I also certainly agree that a ranking chart has its uses. I guess my (misreading) of your argument was something in favor of a strict quantitative approach versus a qualitative one, which re-reading your posts, I’m not sure you were trying to make that point. Just trying to move things forward.

Oh man, see, now I wish I hadn’t read this because now I’m thinking about how to regress the data in a way to remove pre-test bias and come up with a reasonable formula to determine reasonable coefficients towards measuring a match-up’s chance of victory…

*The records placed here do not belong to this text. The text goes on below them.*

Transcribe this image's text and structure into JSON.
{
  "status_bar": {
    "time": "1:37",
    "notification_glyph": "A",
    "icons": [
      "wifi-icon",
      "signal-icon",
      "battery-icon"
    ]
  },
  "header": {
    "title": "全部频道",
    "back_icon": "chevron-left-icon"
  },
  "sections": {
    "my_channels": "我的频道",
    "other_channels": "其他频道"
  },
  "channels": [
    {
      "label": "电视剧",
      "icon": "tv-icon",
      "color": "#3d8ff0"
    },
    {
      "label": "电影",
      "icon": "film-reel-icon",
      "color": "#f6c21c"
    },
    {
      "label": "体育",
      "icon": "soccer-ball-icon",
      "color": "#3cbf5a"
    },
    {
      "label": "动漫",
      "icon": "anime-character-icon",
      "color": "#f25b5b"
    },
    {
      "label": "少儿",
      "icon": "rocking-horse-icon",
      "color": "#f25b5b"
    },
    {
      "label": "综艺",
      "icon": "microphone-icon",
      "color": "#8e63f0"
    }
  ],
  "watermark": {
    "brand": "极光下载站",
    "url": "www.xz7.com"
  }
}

The funny thing about these matchups is, few of them show a very solid defense against Chicken Wings. The only one that really demonstrates a good defense against CW is the Noguchi vs Tojjyo match, but here’s the thing about those methods of D:

  • S.Hk is slow, so you really have to do it early, or even anticipate a CW. It is a good move for it though, because if also stops Rekka attempts. Still, it requires anticipation and leaves you wide open if you were wrong.

  • walk under/duck under and throw is good, but it’s not easy to get in that position; too far away and it’s impossible to get under in time, and if you’re too close, you’ll be hit by CW on the way up.

  • Chundouken is an AWESOME counter to CW…in ST. In STHD, a smart Fei player will mix in Short Chicken Wings with Forward and Roundhouse ones, so if you throw a Chundouken at the wrong time (and how can you possibly tell by the startup?), you’ll take one to the face.

  • Neutral J.Lk and Neutral J.Hp will beat CW clean, but only if it’s done from farther away; if you try to use this as anti-air from close up, the first hit of CW will go right through Chun’s attack (or, technically, it hits her from under her attack).

I’ve been working on a few things to stop CW spam from JERKS like Aqua Snake (throw him out of startup, S.Mk him out of startup), but I haven’t got it to a point where I can do it reliably yet. Basically, though, I’d say this match is 6-4 Fei, but the matches pretty much always look one-sided; If Chun can zone Fei (and I like to go for crossups on knockdown), Chun can pretty much avoid taking damage the whole fight, but if Fei gets close enough to do repeated CWs, there’s not much that Chun can do, and the round could be over.

P.S: I love you Aqua Snake

P.P.S: No homo

Yeah, it looks like it was a misunderstanding.

I was speaking specifically towards that “ultimate game knowledge” and “ultimate ability” skills that could be determined/reached/simulted through AI… though I would tone down the “ultimate ability” so that the reaction time was at least as slow as the fastest human reaction speed.

:lovin:

Kwisatz haderach and the Golden path are two seperate paths that are opposite of each other.

one turns you into someone who can see the future and still be able to see things after your eyeballs melted out of their sockets from radiation.

the golden path is where you stick a bunch of sandslugs on your body and then you slowly transform into a giant worm that doesn’t like water.

this is relevant to the tier lists somehow.